Cada organización tiende a crear un lenguaje con especificidades propias, cuya amplitud se dilata a medida que resulta más amplio y complejo lo que la organización crea, gestiona y controla. Las Administraciones públicas representan un caso excepcional a este respecto, ya que, por la abundancia de los intereses que vigilan, de los bienes públicos que producen y de la totalidad de objetivos que asumen, generan una abundancia de lenguaje -el lenguaje administrativo- que, con el tiempo, ha dado paso a diferentes campos de especialización. Un lenguaje que abarca desde lo que nos es cercano, como el reglamento de circulación, a lo más abstruso, como la fijación de la seguridad aplicable a la energía nuclear.

Esta última parte del lenguaje administrativo resulta lógico que forme parte del acervo destinado a los especialistas. Por citar otros ejemplos, parece improbable que, en nuestra vida cotidiana, experimentemos la necesidad de conocer cómo se declara una plaga vegetal o qué dimensiones adoptan las jaulas en el transporte de los animales de granja. Existen, por el contrario, territorios de las administraciones públicas que nos son mucho más cercanos. Entre estos destaca el de las normas fiscales y su aplicación: el cuerpo de disposiciones de diferente rango que establecen el motivo por el que tenemos que pagar cada impuesto, su cuantía, cuándo hacerlo y a qué nivel de la administración fiscal dirigirnos.

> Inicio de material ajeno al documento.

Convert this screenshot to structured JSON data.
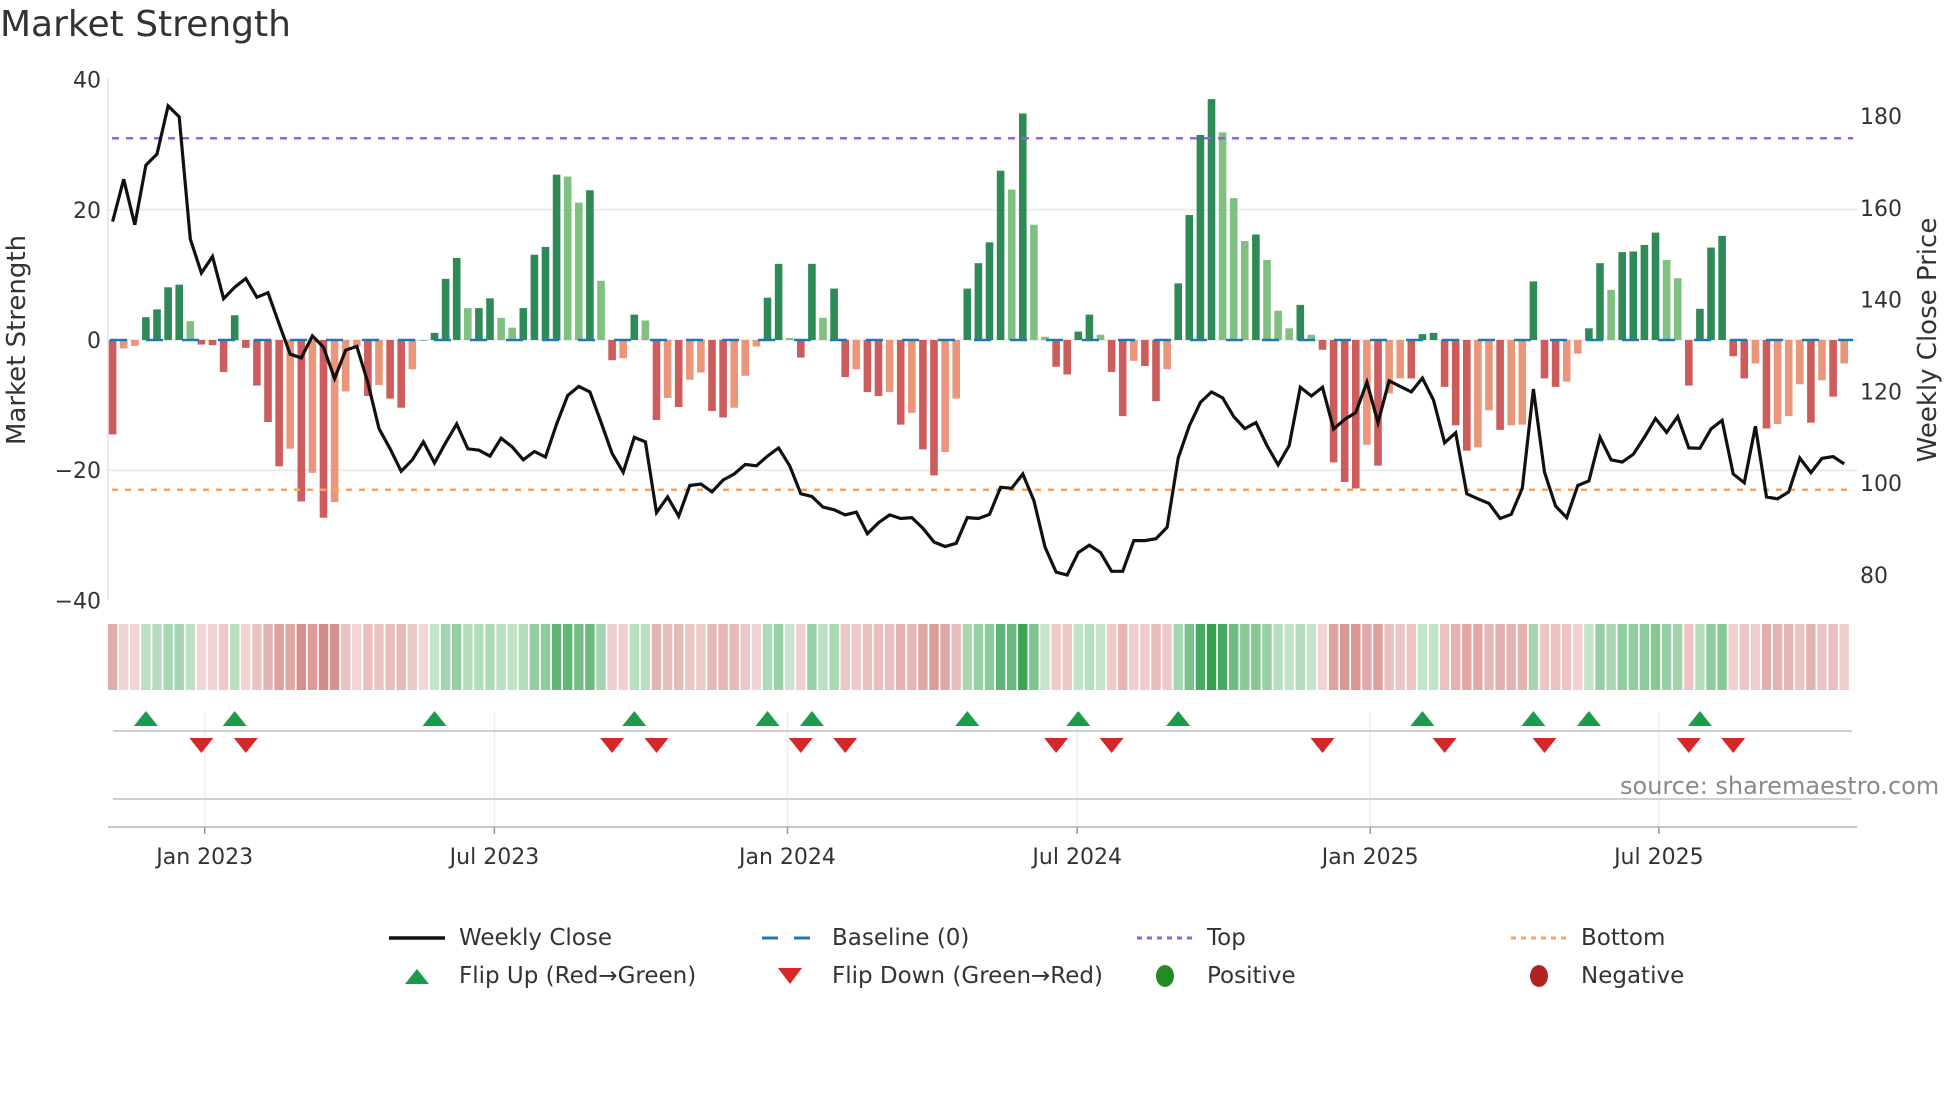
{
  "title": "Market Strength",
  "source": "source: sharemaestro.com",
  "colors": {
    "pos_strong": "#2e8b57",
    "pos_weak": "#80c080",
    "neg_strong": "#cd5c5c",
    "neg_weak": "#e9967a",
    "close_line": "#111111",
    "baseline": "#1f77b4",
    "top": "#9b5de5",
    "bottom": "#f4a460",
    "flip_up": "#1a9c4a",
    "flip_down": "#d62728",
    "positive": "#228b22",
    "negative": "#b22222"
  },
  "legend": [
    {
      "label": "Weekly Close",
      "key": "close"
    },
    {
      "label": "Baseline (0)",
      "key": "baseline"
    },
    {
      "label": "Top",
      "key": "top"
    },
    {
      "label": "Bottom",
      "key": "bottom"
    },
    {
      "label": "Flip Up (Red→Green)",
      "key": "flip_up"
    },
    {
      "label": "Flip Down (Green→Red)",
      "key": "flip_down"
    },
    {
      "label": "Positive",
      "key": "positive"
    },
    {
      "label": "Negative",
      "key": "negative"
    }
  ],
  "chart_data": {
    "type": "bar",
    "title": "Market Strength",
    "ylabel": "Market Strength",
    "y2label": "Weekly Close Price",
    "ylim": [
      -40,
      40
    ],
    "yticks": [
      "40",
      "20",
      "0",
      "−20",
      "−40"
    ],
    "ytick_values": [
      40,
      20,
      0,
      -20,
      -40
    ],
    "y2lim": [
      70,
      185
    ],
    "y2ticks": [
      "180",
      "160",
      "140",
      "120",
      "100",
      "80"
    ],
    "y2tick_values": [
      180,
      160,
      140,
      120,
      100,
      80
    ],
    "top_threshold": 31,
    "bottom_threshold": -23,
    "baseline": 0,
    "x_unit": "week index",
    "xticks": [
      {
        "label": "Jan 2023",
        "week": 8.3
      },
      {
        "label": "Jul 2023",
        "week": 34.4
      },
      {
        "label": "Jan 2024",
        "week": 60.8
      },
      {
        "label": "Jul 2024",
        "week": 86.9
      },
      {
        "label": "Jan 2025",
        "week": 113.3
      },
      {
        "label": "Jul 2025",
        "week": 139.3
      }
    ],
    "strength": [
      -14.5,
      -1.3,
      -0.9,
      3.5,
      4.7,
      8.1,
      8.5,
      2.9,
      -0.7,
      -0.8,
      -4.9,
      3.8,
      -1.2,
      -7,
      -12.6,
      -19.4,
      -16.7,
      -24.8,
      -20.4,
      -27.3,
      -24.9,
      -7.9,
      -1,
      -8.6,
      -6.9,
      -9,
      -10.4,
      -4.5,
      0,
      1.1,
      9.4,
      12.6,
      4.9,
      4.9,
      6.4,
      3.4,
      1.9,
      4.9,
      13.1,
      14.3,
      25.4,
      25.1,
      21.1,
      23,
      9.1,
      -3.1,
      -2.8,
      3.9,
      3,
      -12.3,
      -8.9,
      -10.3,
      -6.1,
      -5,
      -10.9,
      -11.9,
      -10.4,
      -5.5,
      -1,
      6.5,
      11.7,
      0.3,
      -2.7,
      11.7,
      3.4,
      7.9,
      -5.7,
      -4.5,
      -8,
      -8.6,
      -8,
      -13,
      -11.2,
      -16.8,
      -20.8,
      -17.2,
      -9,
      7.9,
      11.8,
      15,
      26,
      23.1,
      34.8,
      17.7,
      0.5,
      -4.1,
      -5.3,
      1.3,
      3.9,
      0.8,
      -4.9,
      -11.7,
      -3.2,
      -4,
      -9.4,
      -4.5,
      8.7,
      19.2,
      31.5,
      37,
      31.9,
      21.8,
      15.2,
      16.2,
      12.3,
      4.5,
      1.8,
      5.4,
      0.8,
      -1.5,
      -18.8,
      -21.8,
      -22.8,
      -16.1,
      -19.3,
      -8.2,
      -5.9,
      -5.9,
      0.9,
      1.1,
      -7.2,
      -13.1,
      -17,
      -16.5,
      -10.8,
      -13.8,
      -13.1,
      -13,
      9,
      -5.9,
      -7.2,
      -6.4,
      -2.1,
      1.8,
      11.8,
      7.7,
      13.5,
      13.6,
      14.6,
      16.5,
      12.3,
      9.5,
      -7,
      4.8,
      14.2,
      16,
      -2.5,
      -5.9,
      -3.6,
      -13.6,
      -12.9,
      -11.7,
      -6.8,
      -12.7,
      -6.2,
      -8.7,
      -3.6
    ],
    "weekly_close": [
      157,
      166.2,
      156.3,
      169.3,
      171.7,
      182.2,
      179.8,
      153.2,
      145.8,
      149.4,
      140.2,
      142.7,
      144.6,
      140.5,
      141.5,
      134.7,
      128.1,
      127.3,
      132.1,
      129.6,
      122.8,
      129,
      129.8,
      121.9,
      111.9,
      107.5,
      102.6,
      105.1,
      109,
      104.4,
      108.8,
      112.9,
      107.5,
      107.2,
      105.9,
      109.8,
      107.9,
      105.1,
      106.9,
      105.7,
      112.9,
      119.1,
      121.1,
      119.9,
      113.3,
      106.5,
      102.4,
      110,
      109,
      93.6,
      97,
      92.8,
      99.5,
      99.8,
      98.1,
      100.7,
      102,
      104.1,
      103.8,
      105.9,
      107.7,
      103.8,
      97.7,
      97.1,
      94.8,
      94.2,
      93.1,
      93.7,
      89,
      91.4,
      93.1,
      92.3,
      92.5,
      90.2,
      87.2,
      86.2,
      86.9,
      92.5,
      92.3,
      93.2,
      99.1,
      98.9,
      102,
      96.2,
      86.1,
      80.6,
      80,
      84.9,
      86.5,
      84.9,
      80.8,
      80.8,
      87.5,
      87.5,
      87.9,
      90.4,
      105.5,
      112.5,
      117.6,
      119.9,
      118.6,
      114.5,
      111.9,
      113.2,
      108.2,
      104,
      108.2,
      120.9,
      119,
      120.9,
      111.8,
      113.9,
      115.4,
      122,
      113.2,
      122.3,
      121.1,
      119.9,
      122.9,
      118.1,
      108.8,
      111,
      97.7,
      96.6,
      95.6,
      92.3,
      93.2,
      98.9,
      120.5,
      102.4,
      95,
      92.5,
      99.5,
      100.5,
      110,
      105.1,
      104.6,
      106.3,
      110,
      114.1,
      111.1,
      114.5,
      107.7,
      107.6,
      111.8,
      113.7,
      102,
      100.1,
      112.4,
      97,
      96.6,
      98.1,
      105.5,
      102.3,
      105.4,
      105.8,
      104.2
    ],
    "flip_up_weeks": [
      3,
      11,
      29,
      47,
      59,
      63,
      77,
      87,
      96,
      118,
      128,
      133,
      143
    ],
    "flip_down_weeks": [
      8,
      12,
      45,
      49,
      62,
      66,
      85,
      90,
      109,
      120,
      129,
      142,
      146
    ],
    "strength_max_abs": 37
  }
}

En España, a partir de 1978, se desarrolló una amplia reforma fiscal que permitió superar un sistema impositivo previo que pecaba de injusto e ineficaz; entre otras causas porque era regresivo, obviaba hechos imponibles relevantes, calculaba parte de la carga tributaria tomando como base estimaciones influenciables por grupos de presión y carecía de una burocracia suficiente y con medios de gestión apropiados.

La amplia corrección del sistema fiscal español aplicada desde entonces no ha impedido que, como en otras parcelas de las Administraciones, permanezca un lenguaje que resulta críptico. Algo que ocurre pese a que al sector público se le ha sugerido un conjunto de principios que, si bien a distinta velocidad, están moldeando un enfoque de su presencia mucho más cercano a los intereses ciudadanos. Transparencia, dación de cuentas, protección de la persona frente a la arbitrariedad y la indefensión, calidad y estabilidad de las leyes, son algunos de ellos. Principios que se cumplen desigualmente -la estabilidad goza de escasa atención en el terreno impositivo- pero que, en cualquier caso, dejan fuera de juego otro principio deseable: el de la sencillez en la comunicación e interlocución con el ciudadano.

Sencillez significa que la norma legal se exprese con un lenguaje accesible, entendiendo por tal el que comprendería una persona con un nivel de formación medio, capaz de asimilar lo que le transmiten los periódicos. Significa que el acceso a la Administración sea fácil, empleándose recursos informáticos de difusión generalizada y dejando abierta una vía sencilla de contacto humano para quienes no pueden permitirse las vías estandarizadas. Un objetivo de accesibilidad que se puede medir, indirectamente, evaluando el uso de recursos de terceros, como consultores y gestorías. A menor necesidad de empleo de los anteriores, mayor autonomía personal en la resolución de las obligaciones públicas, afloración de un ahorro económico y la evitación de facilitadores sospechosos.

Ahora bien, elevar el índice de sencillez impone diversos deberes al sector público. Los funcionarios necesitan sentirse parte del proceso y aplicar normas internas de edición -libros de estilo- a su forma personal o corporativa de expresarse. Las leyes y otras disposiciones precisan revisarse antes de su aprobación para asegurar una doble idoneidad: la que reclama la seguridad jurídica y la que requiere la comprensibilidad de su contenido. La Administración puede mantener, además, una vía abierta a la cooperación con profesionales de la facilitación lingüística. Pasos posibles para la implantación de un principio que, en último término, estimula el ejercicio de una ciudadanía activa y sin intermediarios.